By Masooma Haq
South Dakota Gov. Kristi Noem on Monday announced the formation of a national coalition to “Defend Title IX” to protect the rights of female athletes and keep competition fair.
During a press conference Monday morning, Noem said, “Today we’re announcing that we’re forming a coalition called DefendTitleIXNow.com,” referring to the federal law that prohibits discrimination based on sex in educational programs and activities. “The coalition will consist of athletes, leaders, and everybody who cares about protecting women’s sports.”
Noem said that the coalition is separate from the debate surrounding House Bill 1217, titled Promote Continued Fairness in Women’s Sports, which bars biological males from competing in women’s or girls’ sports, because the coalition’s focus will be on women’s rights and maintaining a fair competitive environment in women’s sports and Title IX, not transgender athletes rights.

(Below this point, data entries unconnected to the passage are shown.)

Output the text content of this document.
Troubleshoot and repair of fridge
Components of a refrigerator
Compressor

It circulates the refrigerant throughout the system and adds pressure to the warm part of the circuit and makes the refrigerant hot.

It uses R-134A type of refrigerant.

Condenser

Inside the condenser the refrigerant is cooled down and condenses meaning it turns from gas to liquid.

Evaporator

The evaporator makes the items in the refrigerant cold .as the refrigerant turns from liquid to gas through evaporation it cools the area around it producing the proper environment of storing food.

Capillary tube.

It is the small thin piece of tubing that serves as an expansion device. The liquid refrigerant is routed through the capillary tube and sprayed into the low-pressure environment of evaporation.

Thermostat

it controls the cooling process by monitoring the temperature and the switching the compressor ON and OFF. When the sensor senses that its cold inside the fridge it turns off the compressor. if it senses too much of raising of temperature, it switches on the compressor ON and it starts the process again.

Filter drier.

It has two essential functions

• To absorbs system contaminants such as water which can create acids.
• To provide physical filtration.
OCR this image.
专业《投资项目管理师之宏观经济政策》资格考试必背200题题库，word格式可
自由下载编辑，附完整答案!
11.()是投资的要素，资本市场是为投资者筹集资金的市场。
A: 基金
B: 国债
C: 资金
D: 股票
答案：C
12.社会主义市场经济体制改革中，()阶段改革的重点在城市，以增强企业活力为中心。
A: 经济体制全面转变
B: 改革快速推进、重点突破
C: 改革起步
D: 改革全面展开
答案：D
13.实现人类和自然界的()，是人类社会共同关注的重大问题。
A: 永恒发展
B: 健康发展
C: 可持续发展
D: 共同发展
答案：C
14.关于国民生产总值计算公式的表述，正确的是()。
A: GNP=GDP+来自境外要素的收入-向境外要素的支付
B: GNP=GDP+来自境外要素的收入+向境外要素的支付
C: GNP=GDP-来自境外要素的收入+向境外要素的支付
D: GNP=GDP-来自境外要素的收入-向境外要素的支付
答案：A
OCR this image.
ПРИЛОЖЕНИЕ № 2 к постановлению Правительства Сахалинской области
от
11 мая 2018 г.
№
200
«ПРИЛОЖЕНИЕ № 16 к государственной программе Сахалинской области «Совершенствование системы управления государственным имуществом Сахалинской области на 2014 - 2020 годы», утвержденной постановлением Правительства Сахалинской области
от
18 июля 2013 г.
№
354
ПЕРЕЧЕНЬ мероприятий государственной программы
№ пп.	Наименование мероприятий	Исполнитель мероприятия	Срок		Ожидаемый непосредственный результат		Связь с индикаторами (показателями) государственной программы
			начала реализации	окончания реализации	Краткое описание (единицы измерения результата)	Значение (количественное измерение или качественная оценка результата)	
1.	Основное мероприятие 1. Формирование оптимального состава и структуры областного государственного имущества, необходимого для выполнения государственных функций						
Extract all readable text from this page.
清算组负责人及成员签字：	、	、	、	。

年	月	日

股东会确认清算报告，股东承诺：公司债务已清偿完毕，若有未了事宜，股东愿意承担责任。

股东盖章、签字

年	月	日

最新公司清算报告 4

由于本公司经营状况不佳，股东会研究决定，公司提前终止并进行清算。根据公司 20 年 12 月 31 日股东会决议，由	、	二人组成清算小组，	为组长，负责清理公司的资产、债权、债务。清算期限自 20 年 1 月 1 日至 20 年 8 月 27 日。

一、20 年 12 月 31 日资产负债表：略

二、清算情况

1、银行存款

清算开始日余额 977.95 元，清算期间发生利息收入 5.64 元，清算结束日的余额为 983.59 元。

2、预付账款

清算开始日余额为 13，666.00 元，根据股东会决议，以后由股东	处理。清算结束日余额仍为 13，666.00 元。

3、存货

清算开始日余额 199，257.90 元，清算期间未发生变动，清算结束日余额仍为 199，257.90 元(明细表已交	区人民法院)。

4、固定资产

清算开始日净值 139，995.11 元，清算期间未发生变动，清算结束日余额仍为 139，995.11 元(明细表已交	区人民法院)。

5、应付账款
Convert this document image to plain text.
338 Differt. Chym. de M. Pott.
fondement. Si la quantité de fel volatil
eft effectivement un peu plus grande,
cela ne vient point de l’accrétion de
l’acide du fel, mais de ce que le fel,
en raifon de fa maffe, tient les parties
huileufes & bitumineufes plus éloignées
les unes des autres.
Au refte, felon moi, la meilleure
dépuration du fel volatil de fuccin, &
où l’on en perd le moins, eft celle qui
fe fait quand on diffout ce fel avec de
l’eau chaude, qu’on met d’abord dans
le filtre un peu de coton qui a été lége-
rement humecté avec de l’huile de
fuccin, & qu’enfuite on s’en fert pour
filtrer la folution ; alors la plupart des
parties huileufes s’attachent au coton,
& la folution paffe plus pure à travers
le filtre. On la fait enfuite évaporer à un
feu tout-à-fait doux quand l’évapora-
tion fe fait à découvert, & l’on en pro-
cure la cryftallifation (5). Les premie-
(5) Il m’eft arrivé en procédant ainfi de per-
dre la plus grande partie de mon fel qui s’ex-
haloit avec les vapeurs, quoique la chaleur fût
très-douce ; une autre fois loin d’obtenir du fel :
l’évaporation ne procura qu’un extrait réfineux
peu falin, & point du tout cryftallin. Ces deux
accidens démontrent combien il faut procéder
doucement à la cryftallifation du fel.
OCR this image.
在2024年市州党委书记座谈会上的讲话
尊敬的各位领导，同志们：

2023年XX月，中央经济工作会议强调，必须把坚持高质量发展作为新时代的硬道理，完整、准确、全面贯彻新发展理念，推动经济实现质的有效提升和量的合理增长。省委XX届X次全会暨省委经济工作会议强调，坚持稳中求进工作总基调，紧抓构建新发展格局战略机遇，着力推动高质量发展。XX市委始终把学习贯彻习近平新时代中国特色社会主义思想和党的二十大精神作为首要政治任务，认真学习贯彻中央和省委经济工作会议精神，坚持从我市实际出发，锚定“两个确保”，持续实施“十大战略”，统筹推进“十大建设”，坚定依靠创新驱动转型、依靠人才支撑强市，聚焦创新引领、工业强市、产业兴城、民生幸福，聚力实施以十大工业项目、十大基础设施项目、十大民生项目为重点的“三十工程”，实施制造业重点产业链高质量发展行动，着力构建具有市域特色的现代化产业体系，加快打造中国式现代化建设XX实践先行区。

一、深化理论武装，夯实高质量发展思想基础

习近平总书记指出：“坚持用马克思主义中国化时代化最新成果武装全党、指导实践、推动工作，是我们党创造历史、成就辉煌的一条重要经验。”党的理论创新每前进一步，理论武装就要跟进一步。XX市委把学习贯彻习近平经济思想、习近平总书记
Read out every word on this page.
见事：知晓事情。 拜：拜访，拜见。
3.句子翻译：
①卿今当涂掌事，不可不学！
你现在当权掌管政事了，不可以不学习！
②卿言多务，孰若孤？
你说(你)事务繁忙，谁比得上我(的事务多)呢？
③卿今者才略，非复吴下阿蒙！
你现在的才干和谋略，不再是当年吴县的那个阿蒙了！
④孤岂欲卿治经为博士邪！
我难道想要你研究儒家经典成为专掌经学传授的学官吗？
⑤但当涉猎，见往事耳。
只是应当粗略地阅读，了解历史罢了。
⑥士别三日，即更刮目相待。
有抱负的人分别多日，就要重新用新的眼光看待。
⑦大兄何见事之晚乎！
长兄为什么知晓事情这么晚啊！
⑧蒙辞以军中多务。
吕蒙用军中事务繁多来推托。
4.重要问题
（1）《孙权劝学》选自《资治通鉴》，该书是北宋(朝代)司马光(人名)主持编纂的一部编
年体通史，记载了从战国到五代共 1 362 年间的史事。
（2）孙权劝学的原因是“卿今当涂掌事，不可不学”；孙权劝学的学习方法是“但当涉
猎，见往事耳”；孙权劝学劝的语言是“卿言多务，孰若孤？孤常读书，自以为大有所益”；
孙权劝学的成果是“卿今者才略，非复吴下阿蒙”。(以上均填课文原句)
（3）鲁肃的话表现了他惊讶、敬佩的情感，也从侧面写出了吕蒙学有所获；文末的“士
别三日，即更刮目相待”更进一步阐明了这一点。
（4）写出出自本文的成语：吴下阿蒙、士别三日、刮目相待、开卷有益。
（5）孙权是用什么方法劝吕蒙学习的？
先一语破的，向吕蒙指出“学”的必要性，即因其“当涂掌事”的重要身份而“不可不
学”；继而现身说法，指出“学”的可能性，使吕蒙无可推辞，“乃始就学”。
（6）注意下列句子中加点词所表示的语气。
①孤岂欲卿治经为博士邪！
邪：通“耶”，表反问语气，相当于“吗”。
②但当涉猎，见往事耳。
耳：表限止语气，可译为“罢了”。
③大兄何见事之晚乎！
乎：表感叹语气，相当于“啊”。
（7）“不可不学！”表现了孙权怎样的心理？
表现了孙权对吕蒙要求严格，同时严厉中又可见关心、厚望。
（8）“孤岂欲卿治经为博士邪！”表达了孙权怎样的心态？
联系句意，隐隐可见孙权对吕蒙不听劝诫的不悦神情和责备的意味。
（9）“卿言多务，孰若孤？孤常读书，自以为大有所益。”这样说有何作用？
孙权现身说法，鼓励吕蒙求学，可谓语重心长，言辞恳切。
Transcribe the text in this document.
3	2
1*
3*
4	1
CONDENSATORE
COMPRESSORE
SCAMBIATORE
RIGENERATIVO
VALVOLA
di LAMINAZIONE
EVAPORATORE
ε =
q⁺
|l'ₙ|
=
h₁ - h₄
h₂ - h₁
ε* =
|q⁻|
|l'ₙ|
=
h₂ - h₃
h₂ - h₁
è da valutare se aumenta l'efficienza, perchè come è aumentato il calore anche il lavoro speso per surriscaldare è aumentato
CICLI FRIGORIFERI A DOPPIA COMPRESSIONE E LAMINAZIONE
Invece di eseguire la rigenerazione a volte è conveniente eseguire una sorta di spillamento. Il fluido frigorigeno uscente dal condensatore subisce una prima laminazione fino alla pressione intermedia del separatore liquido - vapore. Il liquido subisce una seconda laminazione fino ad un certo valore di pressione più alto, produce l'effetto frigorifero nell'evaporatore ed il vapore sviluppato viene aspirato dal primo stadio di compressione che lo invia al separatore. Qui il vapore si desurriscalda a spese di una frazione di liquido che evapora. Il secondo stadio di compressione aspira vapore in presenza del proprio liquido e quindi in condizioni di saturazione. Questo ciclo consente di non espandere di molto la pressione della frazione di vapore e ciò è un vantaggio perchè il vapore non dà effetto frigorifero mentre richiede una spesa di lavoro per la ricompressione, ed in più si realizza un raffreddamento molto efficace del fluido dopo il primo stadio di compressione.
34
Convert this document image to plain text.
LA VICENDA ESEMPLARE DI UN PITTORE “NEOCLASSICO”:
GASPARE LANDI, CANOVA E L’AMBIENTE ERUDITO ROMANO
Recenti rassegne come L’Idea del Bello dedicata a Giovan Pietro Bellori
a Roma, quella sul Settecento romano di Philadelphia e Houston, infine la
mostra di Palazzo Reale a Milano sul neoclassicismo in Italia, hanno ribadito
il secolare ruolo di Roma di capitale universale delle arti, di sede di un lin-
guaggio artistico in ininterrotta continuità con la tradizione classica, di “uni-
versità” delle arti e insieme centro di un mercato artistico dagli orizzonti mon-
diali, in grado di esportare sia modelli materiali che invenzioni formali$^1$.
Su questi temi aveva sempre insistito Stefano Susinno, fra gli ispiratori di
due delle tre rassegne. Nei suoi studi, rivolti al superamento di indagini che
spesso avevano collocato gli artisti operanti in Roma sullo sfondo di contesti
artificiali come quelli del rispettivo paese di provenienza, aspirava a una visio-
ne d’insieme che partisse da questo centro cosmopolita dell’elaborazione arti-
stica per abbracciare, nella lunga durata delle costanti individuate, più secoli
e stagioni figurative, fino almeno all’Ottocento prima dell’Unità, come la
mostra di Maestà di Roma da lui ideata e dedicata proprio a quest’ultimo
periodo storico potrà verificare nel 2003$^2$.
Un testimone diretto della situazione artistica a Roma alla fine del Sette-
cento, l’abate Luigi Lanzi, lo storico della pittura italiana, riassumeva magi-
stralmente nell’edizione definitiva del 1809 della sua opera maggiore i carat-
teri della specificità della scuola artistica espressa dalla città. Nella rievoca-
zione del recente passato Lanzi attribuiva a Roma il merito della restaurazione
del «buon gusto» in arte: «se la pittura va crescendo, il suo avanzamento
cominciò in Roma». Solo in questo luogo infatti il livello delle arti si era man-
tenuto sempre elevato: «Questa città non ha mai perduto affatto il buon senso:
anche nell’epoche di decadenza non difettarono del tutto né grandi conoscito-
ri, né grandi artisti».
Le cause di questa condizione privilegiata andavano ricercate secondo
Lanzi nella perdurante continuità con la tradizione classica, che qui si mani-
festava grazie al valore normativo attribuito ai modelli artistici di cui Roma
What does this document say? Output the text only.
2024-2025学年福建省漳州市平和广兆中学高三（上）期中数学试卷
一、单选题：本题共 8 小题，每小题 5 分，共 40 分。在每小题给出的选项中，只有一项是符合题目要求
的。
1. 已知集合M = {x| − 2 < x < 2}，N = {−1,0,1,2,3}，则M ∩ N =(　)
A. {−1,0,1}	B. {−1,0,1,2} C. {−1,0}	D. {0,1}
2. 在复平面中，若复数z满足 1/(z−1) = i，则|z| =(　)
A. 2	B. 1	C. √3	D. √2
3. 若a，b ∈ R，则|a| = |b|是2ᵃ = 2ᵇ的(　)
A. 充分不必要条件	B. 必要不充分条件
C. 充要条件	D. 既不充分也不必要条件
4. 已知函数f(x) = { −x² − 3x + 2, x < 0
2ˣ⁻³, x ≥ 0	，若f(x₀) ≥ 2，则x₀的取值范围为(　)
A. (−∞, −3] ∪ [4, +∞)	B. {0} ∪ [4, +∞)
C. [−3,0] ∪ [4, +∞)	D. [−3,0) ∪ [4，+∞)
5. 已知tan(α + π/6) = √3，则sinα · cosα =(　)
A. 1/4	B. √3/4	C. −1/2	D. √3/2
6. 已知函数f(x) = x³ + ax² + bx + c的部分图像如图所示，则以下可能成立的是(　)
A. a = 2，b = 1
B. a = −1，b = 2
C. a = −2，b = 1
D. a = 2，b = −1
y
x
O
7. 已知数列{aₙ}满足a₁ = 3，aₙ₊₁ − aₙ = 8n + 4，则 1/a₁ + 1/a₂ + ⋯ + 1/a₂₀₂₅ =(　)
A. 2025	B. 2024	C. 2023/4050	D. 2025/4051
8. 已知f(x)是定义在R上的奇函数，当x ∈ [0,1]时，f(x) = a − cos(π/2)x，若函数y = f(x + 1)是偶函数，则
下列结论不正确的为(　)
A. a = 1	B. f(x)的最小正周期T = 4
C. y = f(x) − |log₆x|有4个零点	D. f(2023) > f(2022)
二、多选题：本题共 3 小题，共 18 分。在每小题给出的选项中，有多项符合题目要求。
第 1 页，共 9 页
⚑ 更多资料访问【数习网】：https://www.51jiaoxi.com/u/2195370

However, the governor said one of the main motivators for creating the coalition is to build enough support to push back against any pressure from groups like the National Collegiate Athletic Association (NCAA), which insists on requiring biological males be included in girls’ sports.
“Once we have enough states on board, a coalition brought big enough where the NCAA [National Collegiate Athletic Association] cannot possibly punish us all, then we can guarantee fairness at the collegiate level,” Noem added.
Noem said after consulting legal scholars she decided that the coalition to protect Title IX will be far more effective and cost-efficient than getting into a legal battle about transgender women playing on female sports teams.
“We’ve been trying to figure out how to defend women’s sports effectively. These legal scholars think that South Dakota’s chances of winning a lawsuit against the NCAA are very low. When it comes to this issue if South Dakota passes a law that’s against their policy, they will likely take punitive action against us.”
Recently, a letter signed by more than 500 college athletes was sent to the NCAA urging the organization to “only operate championships and events in states that promote an inclusive atmosphere.”
To date, close to 20 states have introduced legislation barring biological males from competing on female teams, including recently Mississippi Governor Tate Reeves, who signed such a bill for which his state is likely to be sued by civil rights and private organizations like the NCAA. Idaho was sued last year for such a bill.
Noem is trying to get around these legal issues by focusing on Title IX of the federal law. She said she is asking members of the coalition to sign a pledge to protect fairness in women’s sports.
The Pledge reads: “The undersigned agree that Title IX needs to be protected and that we commit to working together to keep fairness in women’s sports. We believe that only girls should play girls’ sports. Title IX was passed to protect fairness for women. The federal government should enforce Title IX in a way that protects fairness for women’s sports, rather than misusing it in a way that undermines fairness. The NCAA and other athletic sanctioning bodies should not take any adverse actions against any state or school that acts to protect fairness for women.”
The South Dakota governor said the coalition would refer to a person’s birth certificate designation to define their sexual identity.
Noem’s effort to protect the rights of biological female athletes by forming this national coalition is in sharp contrast to Democrats in the U.S. House of Representatives passing the Equality Act, which they say is an anti-discrimination set of laws aimed at giving transgender individuals equal rights under the law. Opponents say it would penalize religious people for their beliefs about marriage and biological sex.
Last week Noem made headlines when she returned House Bill 1217 to the legislature with a ‘style and form veto’ with suggested revisions she wants to be made before signing.
At Monday’s press conference she said she is still eager to sign the bill if the changes are made.
Former NFL players Hershel Walker and Jack Brewer spoke at Noem’s press conference as advocates for keeping biological males out of female sports competitions.
“Now, I can classify myself as a woman and compete in the Olympics and probably win a gold medal in certain events today [by simply] saying I’m a woman,” said Walker.